The Committee last examined Inheritance Tax in 1999,[1] and recommended improvements in the way the Inland Revenue administered the tax, including strengthening its compliance checks and imposing penalties on those not complying; speeding up the processing of long-outstanding cases; and more rigorous enforcement of the conditional tax exemption scheme for heritage assets.
Securing the right amount of tax on time
The Revenue received 67,500 Inheritance Tax returns in 2003-04, launched compliance enquiries into 3,600 cases and secured an additional tax yield of £126 million. This represented a two-thirds increase in caseload since 1998-99, though managed with a similar level of staffing. The Revenue has also settled cases more quickly and reduced the number of long outstanding cases.
Since the Committee last reported, the Revenue has made greater use of information held by different parts of its organisation to inform its compliance investigations, and improved procedures for identifying undeclared gifts and tackling other compliance risks.
The Revenue cannot give a firm estimate of how much tax is lost from non-compliance because, unlike the United States Internal Revenue Service, it has not measured the Inheritance Tax 'tax gap' - the difference between the theoretical tax payable and the actual amount collected. It has now started to deal with this, drawing on the US experience. To help tackle artificial avoidancepart of the tax gapthe Revenue has monitored such schemes and challenged them through litigation and legislation, including a recently introduced tax charge on the benefits that continue to be derived from assets given away.
The Revenue can apply penalties for negligent inaccuracies in tax returns, but used this sanction on only 100 cases in 2003-04. It has recently secured its first successful prosecution for Inheritance Tax fraud. In applying penalties, the Revenue has abated the maximum available penalty according to the gravity and nature of the offence, including whether errors were voluntarily disclosed and the extent of cooperation. The Revenue also applied significant abatements, however, even when it discovered errors or omissions.

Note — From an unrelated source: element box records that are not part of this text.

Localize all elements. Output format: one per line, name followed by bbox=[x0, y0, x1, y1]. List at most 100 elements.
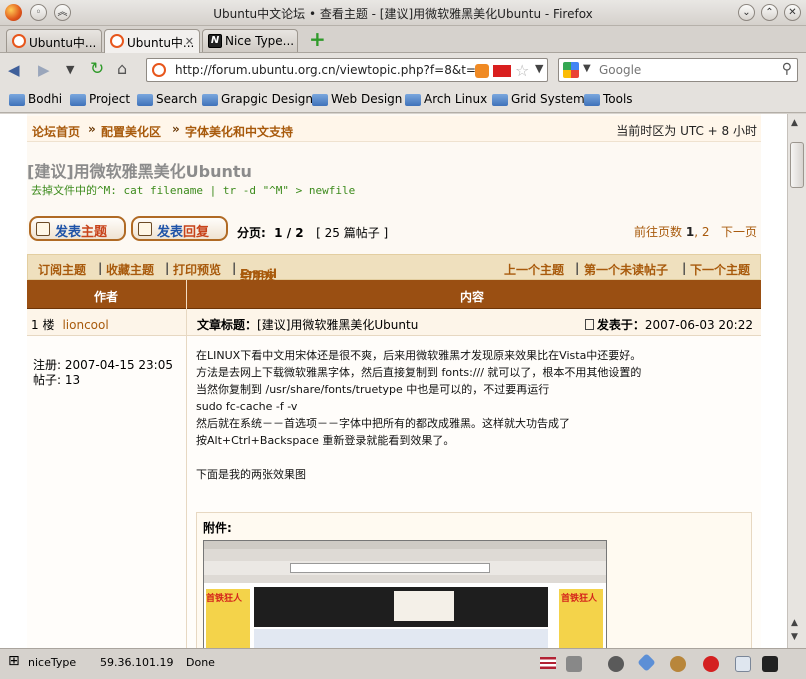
greasemonkey-icon[interactable] bbox=[670, 656, 686, 672]
status-extension-name[interactable]: niceType bbox=[28, 656, 76, 669]
minimize-icon[interactable]: ⌄ bbox=[738, 4, 755, 21]
row-divider bbox=[186, 336, 187, 648]
forward-arrow-icon[interactable]: ▶ bbox=[38, 61, 50, 79]
action-separator: | bbox=[575, 261, 580, 275]
adblock-icon[interactable] bbox=[703, 656, 719, 672]
bookmark-folder-project[interactable]: Project bbox=[70, 92, 130, 106]
us-flag-icon[interactable] bbox=[540, 657, 556, 669]
post-subject: 文章标题：[建议]用微软雅黑美化Ubuntu bbox=[197, 316, 418, 333]
first-unread-link[interactable]: 第一个未读帖子 bbox=[584, 261, 668, 278]
tab-bar: Ubuntu中... Ubuntu中... ✕ N Nice Type... + bbox=[0, 26, 806, 53]
breadcrumb-home-link[interactable]: 论坛首页 bbox=[32, 123, 80, 140]
post-reply-button[interactable]: 发表回复 bbox=[131, 216, 228, 241]
topic-title[interactable]: [建议]用微软雅黑美化Ubuntu bbox=[27, 158, 252, 182]
engine-dropdown-icon[interactable]: ▼ bbox=[583, 63, 591, 74]
author-post-count: 帖子: 13 bbox=[33, 373, 81, 387]
next-page-link[interactable]: 下一页 bbox=[721, 225, 757, 239]
shot-text-left: 首铁狂人 bbox=[206, 594, 243, 604]
search-box[interactable]: ▼ ⚲ bbox=[558, 58, 798, 82]
previous-topic-link[interactable]: 上一个主题 bbox=[504, 261, 564, 278]
vertical-scrollbar[interactable]: ▲ ▲ ▼ bbox=[787, 114, 806, 648]
shot-banner-card bbox=[394, 591, 454, 621]
tab-ubuntu-2-active[interactable]: Ubuntu中... ✕ bbox=[104, 29, 200, 53]
author-profile: 注册: 2007-04-15 23:05 帖子: 13 bbox=[33, 358, 173, 388]
subject-text: [建议]用微软雅黑美化Ubuntu bbox=[257, 318, 419, 332]
tab-label: Ubuntu中... bbox=[29, 36, 97, 50]
attachment-screenshot-image[interactable]: 首铁狂人 首铁狂人 bbox=[203, 540, 607, 648]
status-grid-icon[interactable]: ⊞ bbox=[8, 653, 20, 669]
shot-text-right: 首铁狂人 bbox=[561, 594, 598, 604]
navigation-toolbar: ◀ ▶ ▼ ↻ ⌂ http://forum.ubuntu.org.cn/vie… bbox=[0, 53, 806, 87]
bookmark-folder-web-design[interactable]: Web Design bbox=[312, 92, 402, 106]
notes-icon[interactable] bbox=[735, 656, 751, 672]
google-engine-icon[interactable] bbox=[563, 62, 579, 78]
scroll-down-icon[interactable]: ▼ bbox=[791, 632, 798, 642]
goto-page-label: 前往页数 bbox=[634, 225, 683, 239]
bookmark-folder-arch-linux[interactable]: Arch Linux bbox=[405, 92, 487, 106]
new-topic-icon bbox=[36, 222, 50, 236]
post-page-icon[interactable] bbox=[584, 319, 594, 330]
maximize-icon[interactable]: ⌃ bbox=[761, 4, 778, 21]
search-input[interactable] bbox=[599, 61, 769, 79]
topic-subtitle: 去掉文件中的^M: cat filename | tr -d "^M" > ne… bbox=[31, 184, 356, 197]
message-line: 按Alt+Ctrl+Backspace 重新登录就能看到效果了。 bbox=[196, 434, 455, 447]
rss-feed-icon[interactable] bbox=[475, 64, 489, 78]
page-2-link[interactable]: 2 bbox=[702, 225, 710, 239]
posted-date: 2007-06-03 20:22 bbox=[644, 318, 753, 332]
bookmark-folder-grid-system[interactable]: Grid System bbox=[492, 92, 585, 106]
url-bar[interactable]: http://forum.ubuntu.org.cn/viewtopic.php… bbox=[146, 58, 548, 82]
bookmark-folder-grapgic-design[interactable]: Grapgic Design bbox=[202, 92, 313, 106]
history-dropdown-icon[interactable]: ▼ bbox=[66, 63, 74, 76]
forum-page: 论坛首页 » 配置美化区 » 字体美化和中文支持 当前时区为 UTC + 8 小… bbox=[27, 114, 761, 648]
pages-label: 分页: bbox=[237, 226, 266, 240]
shot-strip bbox=[254, 629, 548, 648]
subscribe-topic-link[interactable]: 订阅主题 bbox=[38, 261, 86, 278]
tab-ubuntu-1[interactable]: Ubuntu中... bbox=[6, 29, 102, 52]
next-topic-link[interactable]: 下一个主题 bbox=[690, 261, 750, 278]
posted-label: 发表于： bbox=[596, 318, 645, 332]
search-magnifier-icon[interactable]: ⚲ bbox=[782, 61, 792, 77]
close-tab-icon[interactable]: ✕ bbox=[185, 35, 194, 48]
bookmark-topic-link[interactable]: 收藏主题 bbox=[106, 261, 154, 278]
tab-nicetype[interactable]: N Nice Type... bbox=[202, 29, 298, 52]
breadcrumb-separator: » bbox=[172, 122, 180, 136]
breadcrumb-subsection-link[interactable]: 字体美化和中文支持 bbox=[185, 123, 293, 140]
back-arrow-icon[interactable]: ◀ bbox=[8, 61, 20, 79]
print-view-link[interactable]: 打印预览 bbox=[173, 261, 221, 278]
scroll-up-lower-icon[interactable]: ▲ bbox=[791, 618, 798, 628]
close-window-icon[interactable]: ✕ bbox=[784, 4, 801, 21]
action-separator: | bbox=[232, 261, 237, 275]
ubuntu-favicon-icon bbox=[12, 34, 26, 48]
post-reply-icon bbox=[138, 222, 152, 236]
camera-icon[interactable] bbox=[566, 656, 582, 672]
row-divider bbox=[186, 309, 187, 336]
status-ip: 59.36.101.19 bbox=[100, 656, 174, 669]
url-dropdown-icon[interactable]: ▼ bbox=[535, 62, 543, 75]
status-state: Done bbox=[186, 656, 215, 669]
post-reply-label-a: 发表 bbox=[157, 225, 184, 240]
home-icon[interactable]: ⌂ bbox=[117, 59, 127, 78]
bookmark-folder-search[interactable]: Search bbox=[137, 92, 197, 106]
scroll-up-icon[interactable]: ▲ bbox=[791, 118, 798, 128]
stylish-icon[interactable] bbox=[762, 656, 778, 672]
firebug-icon[interactable] bbox=[608, 656, 624, 672]
url-text[interactable]: http://forum.ubuntu.org.cn/viewtopic.php… bbox=[175, 63, 475, 77]
posts-count: [ 25 篇帖子 ] bbox=[316, 226, 389, 240]
scroll-thumb[interactable] bbox=[790, 142, 804, 188]
bookmark-star-icon[interactable]: ☆ bbox=[515, 61, 529, 80]
site-favicon-icon bbox=[152, 63, 166, 77]
status-bar: ⊞ niceType 59.36.101.19 Done bbox=[0, 648, 806, 679]
post-message: 在LINUX下看中文用宋体还是很不爽，后来用微软雅黑才发现原来效果比在Vista… bbox=[196, 347, 751, 483]
bookmark-folder-tools[interactable]: Tools bbox=[584, 92, 633, 106]
new-topic-button[interactable]: 发表主题 bbox=[29, 216, 126, 241]
breadcrumb-section-link[interactable]: 配置美化区 bbox=[101, 123, 161, 140]
ubuntu-favicon-icon bbox=[110, 34, 124, 48]
attachment-box: 附件: 首铁狂人 首铁狂人 bbox=[196, 512, 752, 648]
new-tab-plus-icon[interactable]: + bbox=[309, 29, 326, 49]
reload-icon[interactable]: ↻ bbox=[90, 59, 104, 79]
post-date: 发表于：2007-06-03 20:22 bbox=[584, 316, 753, 333]
bookmark-folder-bodhi[interactable]: Bodhi bbox=[9, 92, 62, 106]
post-author-link[interactable]: lioncool bbox=[62, 318, 108, 332]
window-title: Ubuntu中文论坛 • 查看主题 - [建议]用微软雅黑美化Ubuntu - … bbox=[213, 7, 593, 21]
diamond-icon[interactable] bbox=[637, 653, 656, 672]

Making the tax procedures easier for representatives
While many people use solicitors or other professionals to deal with their Inheritance Tax affairs, 30% of tax returns are submitted by personal representatives. To help make the Inheritance Tax system easier to use, the Revenue has set up a joint probate/Inheritance Tax helpline, improved its website guidance and introduced a shorter, easier to complete, form for the majority of estates. But the main Inheritance Tax form remains difficult to use, and there is uncertainty among personal representatives about what is required in valuing property.
The heritage exemption
Assets of sufficient heritage importance can be exempt from Inheritance Tax, provided they are conserved and reasonable public access is provided. Following the Committee's 1999 report, the Revenue and heritage agencies have worked more closely in checking that exemption conditions are being met, and there has been less slippage in the programme of inspections. The Revenue has also publicised exempt assets and public access arrangements, and extended its register of heritage assets to include chattels as well as properties.
Since 1998 all new exemptions for heritage chattels require some open access for the public, without a prior appointment. The Revenue has also used its powers to renegotiate existing agreements with 16 of the 44 owners with the most significant collections, to provide open access to 1,900 chattels.
On the basis of a Report by the Comptroller and Auditor General,[2] we examined the Inland Revenue on securing the right amount of tax on time, making the tax procedures easier for representatives, and the operation of the heritage exemption.